I wasn’t sure if outputs.dir could take a FileCollection. But, I assumed that I had that wrong because of the behavior that I’m seeing. Perhaps, I should still be using outputs.dir. More importantly, I should be specifying the FileCollection, properly. :wink:


(Peter Niederwieser) #7

You’ll have to call ‘outputs.dir’ once per top-level directory produced by the task, passing a ‘File’ or a ‘String’.


(Kevin Maskell-Moody) #8

I’m still at a loss. Thank you for the suggestion of using ‘outputs.dir’. That does seem to be what I want.
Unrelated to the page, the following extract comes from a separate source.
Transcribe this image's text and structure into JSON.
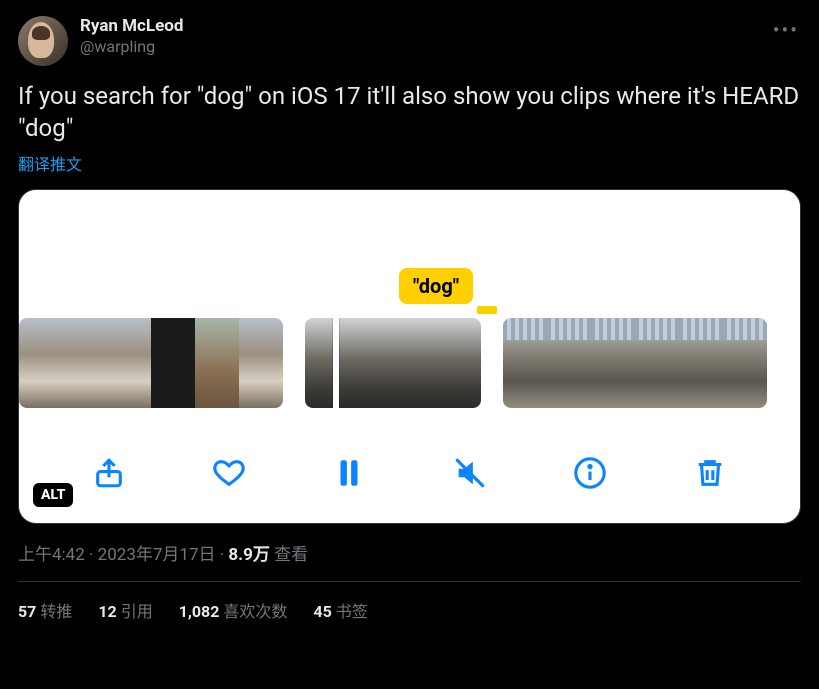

However, I can’t, for the life of me, figure out why this won’t work. I verified that I’m able to create valid ‘File’ objects, via the elements of my ‘componentList’. But, I can’t explain why the following doesn’t work, e.g. it shouldn’t consider the task up-to-date:

build.gradle:
...
        componentList.each { outputs.dir file("../../src/${it}/${winPlatform}") }
...
output:
  $ gradlew makeTree
:oldBuildscripts:makeTree UP-TO-DATE
  BUILD SUCCESSFUL

But, this executes, properly:

build.gradle:
...
        componentList[0..133].each { outputs.dir file("../../src/${it}/${winPlatform}") }
...
  output:
  $ gradlew makeTree
:oldBuildscripts:makeTree
Executing on the following components - [...]
...
build.gradle:
...
        componentList[1..134].each { outputs.dir file("../../src/${it}/${winPlatform}") }
...
  output:
  $ gradlew makeTree
:oldBuildscripts:makeTree
Executing on the following components - [...]
...

Is there something about groovy’s list iteration which I’m not getting here? I even tested specifying the full range, ‘componentList[0…134]’, but that considers the task up-to-date, too. This is bizarre.
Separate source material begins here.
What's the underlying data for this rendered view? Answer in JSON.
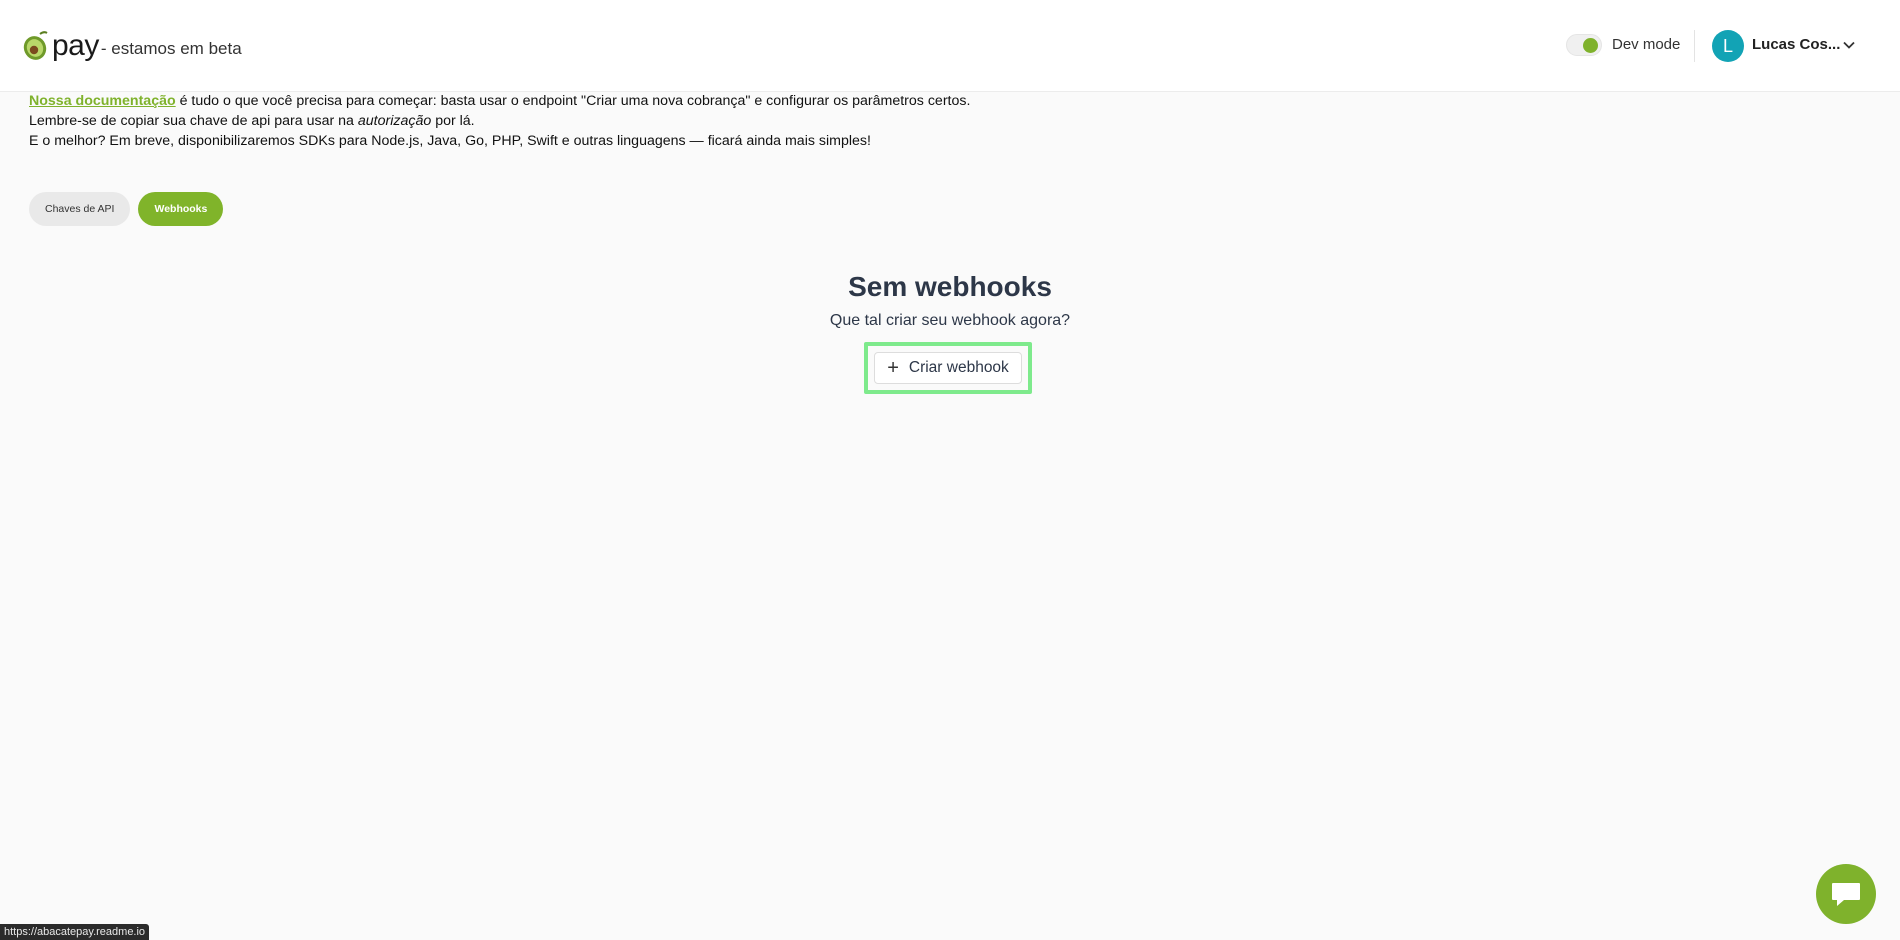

So, to clarify, the task is not configured correctly when I pass the entire list range, but it is configured correctly when I pass a sub-list.


(Peter Niederwieser) #9

I’m afraid I can’t say from here what’s going on. Why do you think the task shouldn’t be up-to-date? Are you deleting or modifying some files contained in output directories between runs?


(Kevin Maskell-Moody) #10

Because the task never completed. It fails on the first component every time that it is run, due to an environment issue on my machine, which I’m also working on. E.g. only the first output directory exists.


(Peter Niederwieser) #11

The only way I can think of to get up-to-date for a task that never completed is if its inputs are empty.


(Kevin Maskell-Moody) #12

I still think that the behavior is incredibly bizarre. Upon changing the outputs, it somehow sees the task as completed. Is it possible that it cached some early test that I did, when creating the task? Anyways, changing the inputs did the trick. It is now properly recognizing the task as out-of-date, with the complete list of the components specified as the outputs.dir(s). Thanks, Peter. I appreciate you pointing me in the right direction.


(Peter Niederwieser) #13

The idea is that a task that has no or empty inputs has nothing to do, and is therefore up-to-date. Not sure how exactly you were affected by this, but I’m glad that you were able to solve your problem.